THE SECURE communications room was located in a soundproof glass cubicle two levels below ground. It took several minutes for the operator in Tel Aviv
to patch the call through to Shamron's
home in Tiberias. Over the scrambler, his voice sounded as if it was emanating from the bottom of a steel drum. In the background, Gabriel heard water running into a basin and the tinkle of cutlery against china. He could almost picture Shamron's long-suffering wife, Ge'ulah, washing dishes in the kitchen sink. Gabriel gave Shamron the same briefing he had given earlier to Lavon. When he finished, Shamron asked what he planned to do next.
"I thought I'd go to London and ask Peter Malone why Beni called him from a hotel in Brenzone."
"Malone? What makes you think he'll talk? Peter Malone is in business for himself. If he's actually got something, he'll sit on it harder than even poor Beni."
"I'm working on a subtle way to make my approach."
"And if he's not interested in opening his notebook to you?"
"Then I'll try a not-so-subtle approach."
"I don't trust him."
"He's the only lead I have at the moment."
Shamron sighed heavily. Despite the distance and the scrambler, Gabriel could hear an edgy rattle in his chest.
"I want the meeting done the right way," Shamron said. "No more wandering into situations blind and without backup. He gets surveillance before and after. Otherwise, you can wash your hands of this thing and go back to Venice to finish your Bellini."
"If you insist."
"Helpful suggestions are not my way. I'll contact London station tonight and put a man on him. Keep me informed."
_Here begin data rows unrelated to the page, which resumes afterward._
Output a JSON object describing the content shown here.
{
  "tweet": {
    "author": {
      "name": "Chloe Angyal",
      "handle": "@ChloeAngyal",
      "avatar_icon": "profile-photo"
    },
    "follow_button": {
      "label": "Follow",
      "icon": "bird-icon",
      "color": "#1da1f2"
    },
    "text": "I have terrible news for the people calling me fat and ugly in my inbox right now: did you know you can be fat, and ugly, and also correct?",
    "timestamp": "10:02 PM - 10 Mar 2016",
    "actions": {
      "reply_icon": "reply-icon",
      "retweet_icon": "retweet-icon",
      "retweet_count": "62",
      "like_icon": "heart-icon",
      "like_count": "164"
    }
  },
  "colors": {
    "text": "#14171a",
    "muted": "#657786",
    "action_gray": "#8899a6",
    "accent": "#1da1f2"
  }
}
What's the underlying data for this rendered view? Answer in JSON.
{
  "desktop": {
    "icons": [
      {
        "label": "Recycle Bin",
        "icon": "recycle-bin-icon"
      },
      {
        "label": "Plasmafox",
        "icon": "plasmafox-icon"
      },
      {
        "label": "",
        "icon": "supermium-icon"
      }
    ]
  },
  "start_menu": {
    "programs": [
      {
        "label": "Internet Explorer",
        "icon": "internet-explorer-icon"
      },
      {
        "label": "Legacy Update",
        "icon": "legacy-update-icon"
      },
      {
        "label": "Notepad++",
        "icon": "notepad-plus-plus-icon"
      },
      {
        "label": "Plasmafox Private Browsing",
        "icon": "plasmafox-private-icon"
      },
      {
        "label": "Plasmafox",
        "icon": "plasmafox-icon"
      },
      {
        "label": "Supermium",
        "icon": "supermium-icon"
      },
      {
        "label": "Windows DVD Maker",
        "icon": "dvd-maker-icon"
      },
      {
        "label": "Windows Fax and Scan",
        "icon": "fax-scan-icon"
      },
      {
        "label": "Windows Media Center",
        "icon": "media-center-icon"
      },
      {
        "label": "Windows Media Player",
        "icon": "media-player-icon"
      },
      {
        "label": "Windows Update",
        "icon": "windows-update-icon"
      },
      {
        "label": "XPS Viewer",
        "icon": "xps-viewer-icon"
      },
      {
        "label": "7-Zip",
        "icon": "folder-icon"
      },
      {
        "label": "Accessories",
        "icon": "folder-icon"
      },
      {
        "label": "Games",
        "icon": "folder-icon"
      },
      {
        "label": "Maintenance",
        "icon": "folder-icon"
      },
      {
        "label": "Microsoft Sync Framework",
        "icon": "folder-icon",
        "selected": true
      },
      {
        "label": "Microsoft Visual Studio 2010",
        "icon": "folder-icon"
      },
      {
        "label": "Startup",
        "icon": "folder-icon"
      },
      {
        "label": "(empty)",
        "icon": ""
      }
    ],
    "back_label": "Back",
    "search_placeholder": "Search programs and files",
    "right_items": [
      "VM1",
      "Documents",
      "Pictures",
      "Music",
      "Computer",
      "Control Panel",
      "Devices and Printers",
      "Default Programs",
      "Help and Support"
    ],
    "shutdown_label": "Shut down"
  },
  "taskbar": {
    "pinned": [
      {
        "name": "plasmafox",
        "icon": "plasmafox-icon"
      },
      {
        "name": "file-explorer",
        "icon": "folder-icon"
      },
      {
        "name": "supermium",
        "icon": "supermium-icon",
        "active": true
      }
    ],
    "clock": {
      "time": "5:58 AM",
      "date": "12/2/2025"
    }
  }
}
Gabriel hung up the phone and stepped outside into the corridor. Ephraim Ben-Avraham was waiting. "Where now?" the young field man asked.
Gabriel looked at his watch. "Take me to the airport."
LONDON
On his second day in London, Gabriel visited a used bookstore in the Charing Cross Road at dusk and purchased a single volume. He tucked it beneath his arm and walked to the Leicester Square underground station. At the entrance he removed the well-worn dust jacket and tossed it into a rubbish bin. Inside the station, he bought a ticket from the automated dispenser and rode the long escalator down to the Northern Line platform, where he endured an obligatory ten-minute delay. He used the time to leaf through the book. When he found the passage he was looking for, he circled it in red ink and folded the page to mark the place.